Corned beef was a staple in middle-European Jewish cuisine. Irish immigrants learned about corned beef on New York’s Lower East Side from their Jewish neighbors, and adopted it as a cheaper alternative to Irish bacon. Bacon and cabbage is a popular Irish dish. (Irish bacon is a lean, smoked pork loin similar to Canadian bacon. Here are the different types of bacon.)

Cattle in Ireland were not used for meat but for dairy products. Pork, an inexpensive meat in Ireland, was a dinner table staple.

But in the U.S., pork was much more expensive than the American staple meat, beef; and brisket, which required several hours of cooking to tenderize, was an affordable cut. Irish-Americans substituted corned beef for the bacon, and and Corned Beef & Cabbage was born.

Trivia: The first St. Patrick’s Day parade originated in New York City, in 1762.

   
Corned Beef & Cabbage

Uncooked Brisket

Top: Slow cooker Corned Beef & Cabbage from McCormick. Bottom: Uncooked brisket from Double R Ranch, available from Williams-Sonoma.

 

Pickling Spice Recipe

Crock Pot Slow Cooker
Top: If you don’t have pickling spice, you can make your own from spices you do have (photo Taste Of Home). Bottom: Toss everything into the slow cooker and come back at dinner time (photo Rival).

 

RECIPE: SLOW COOKER CORNED BEEF & CABBAGE

Conventional Corned Beef & Cabbage simmers for about three hours on the stove top. Here’s a classic recipe with a twist: a touch of Guinness.

But toss the ingredients into a slow cooker and come back in eight hours to dish out perfectly cooked corned beef and cabbage. Prep time is 10 minutes, cook time is 8 hours.

Ingredients For 12 Servings

  • 8 small red potatoes
  • 2 cups baby carrots
  • 1 small onion, quartered
  • 1 pre-brined corned beef brisket (4 pounds), rinsed and trimmed
  • 2 tablespoons pickling spice (recipe below)
  • 1 teaspoon minced garlic or 1-2 cloves fresh garlic
  • 1/2 head cabbage, cored and cut into wedges
  •  
    Preparation

    1. PLACE the potatoes, carrots and onion in a 6-quart slow cooker; place the brisket on top of the vegetables. Sprinkle with pickling spice and minced garlic. Add enough water (about 8 cups) to just cover the meat. Add the lid. For best results, do not remove the cover during cooking, except to add the cabbage in Step 2.

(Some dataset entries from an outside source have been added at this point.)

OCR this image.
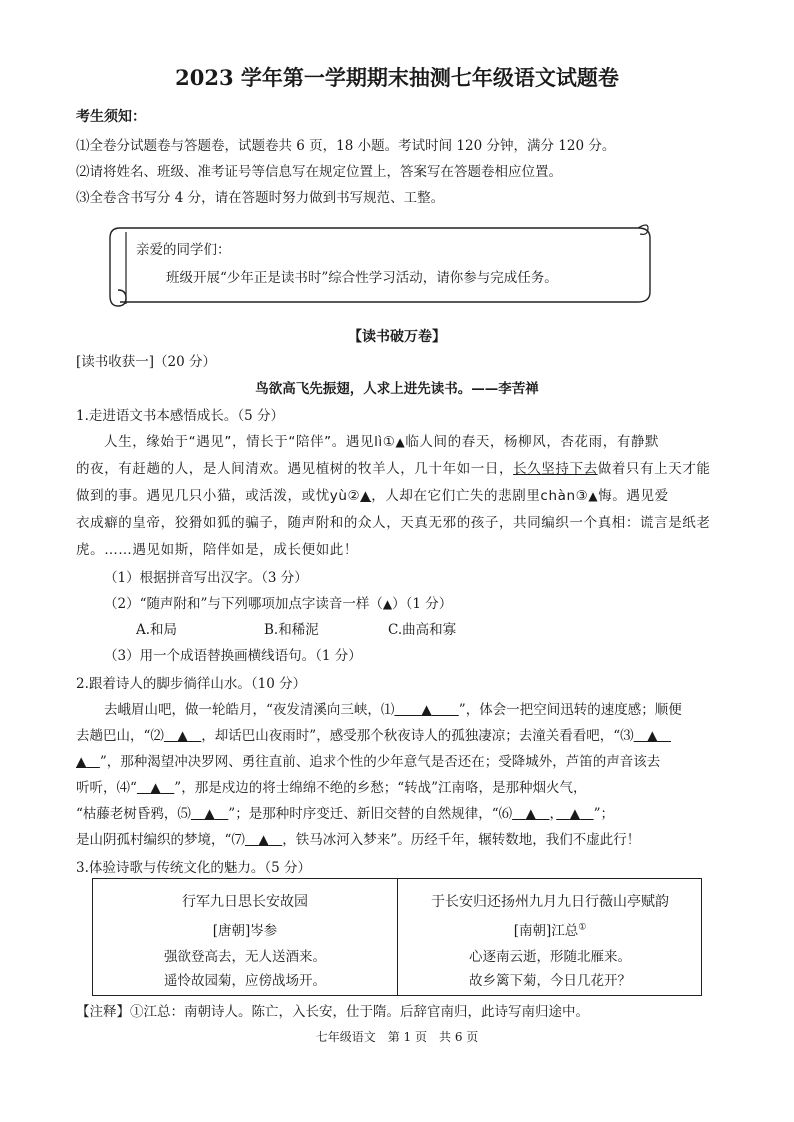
2023 学年第一学期期末抽测七年级语文试题卷
考生须知：
⑴全卷分试题卷与答题卷，试题卷共 6 页，18 小题。考试时间 120 分钟，满分 120 分。
⑵请将姓名、班级、准考证号等信息写在规定位置上，答案写在答题卷相应位置。
⑶全卷含书写分 4 分，请在答题时努力做到书写规范、工整。
亲爱的同学们：
班级开展“少年正是读书时”综合性学习活动，请你参与完成任务。
【读书破万卷】
[读书收获一]（20 分）
鸟欲高飞先振翅，人求上进先读书。——李苦禅
1.走进语文书本感悟成长。（5 分）
人生，缘始于“遇见”，情长于“陪伴”。遇见lì①▲临人间的春天，杨柳风，杏花雨，有静默
的夜，有赶趟的人，是人间清欢。遇见植树的牧羊人，几十年如一日，长久坚持下去做着只有上天才能
做到的事。遇见几只小猫，或活泼，或忧yù②▲，人却在它们亡失的悲剧里chàn③▲悔。遇见爱
衣成癖的皇帝，狡猾如狐的骗子，随声附和的众人，天真无邪的孩子，共同编织一个真相：谎言是纸老
虎。……遇见如斯，陪伴如是，成长便如此！
（1）根据拼音写出汉字。（3 分）
（2）“随声附和”与下列哪项加点字读音一样（▲）（1 分）
A.和局	B.和稀泥	C.曲高和寡
（3）用一个成语替换画横线语句。（1 分）
2.跟着诗人的脚步徜徉山水。（10 分）
去峨眉山吧，做一轮皓月，“夜发清溪向三峡，⑴　　 ▲　　 ”，体会一把空间迅转的速度感；顺便
去趟巴山，“⑵　 ▲　 ，却话巴山夜雨时”，感受那个秋夜诗人的孤独凄凉；去潼关看看吧，“⑶　 ▲　
▲　 ”，那种渴望冲决罗网、勇往直前、追求个性的少年意气是否还在；受降城外，芦笛的声音该去
听听，⑷“　 ▲　 ”，那是戍边的将士绵绵不绝的乡愁；“转战”江南咯，是那种烟火气，
“枯藤老树昏鸦，⑸　 ▲　 ”；是那种时序变迁、新旧交替的自然规律，“⑹　 ▲　 ，　 ▲　 ”；
是山阴孤村编织的梦境，“⑺　 ▲　 ，铁马冰河入梦来”。历经千年，辗转数地，我们不虚此行！
3.体验诗歌与传统文化的魅力。（5 分）
行军九日思长安故园
[唐朝]岑参
强欲登高去，无人送酒来。
遥怜故园菊，应傍战场开。
于长安归还扬州九月九日行薇山亭赋韵
[南朝]江总①
心逐南云逝，形随北雁来。
故乡篱下菊，今日几花开？
【注释】①江总：南朝诗人。陈亡，入长安，仕于隋。后辞官南归，此诗写南归途中。
七年级语文　第 1 页　共 6 页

    2. COOK for 7 hours on HIGH, then add the cabbage and cook for 1 to 2 hours on HIGH or until cabbage is tender but still crisp (not soggy).

    3. REMOVE the corned beef to a serving platter and slice thinly across the grain. Serve with the vegetables.

     

    FOOD TRIVIA

    The original slow cooker was the Crock Pot, introduced in 1971 by the Rival Company. It was developed as an electric bean cooker, and was originally called the Beanery. Earlier, the Rival Company had introduced the electric can opener. Thanks, Rival!
     
    RECIPE: PICKLING SPICE

    If you don’t have pickling spice, you can make your own with this recipe from Taste of Home:

  • 2 tablespoons mustard seed
  • 1 tablespoon whole allspice
  • 2 teaspoons coriander seeds
  • 2 whole cloves
  • 1 teaspoon ground ginger
  • 1 teaspoon crushed red pepper flakes
  • 1 bay leaf, crumbled
  • 1 cinnamon stick (2 inches)
  •  
    Preparation

    1. COMBINE all ingredients. Store in an airtight jar in a cool dark place (i.e., not next to the stove or oven).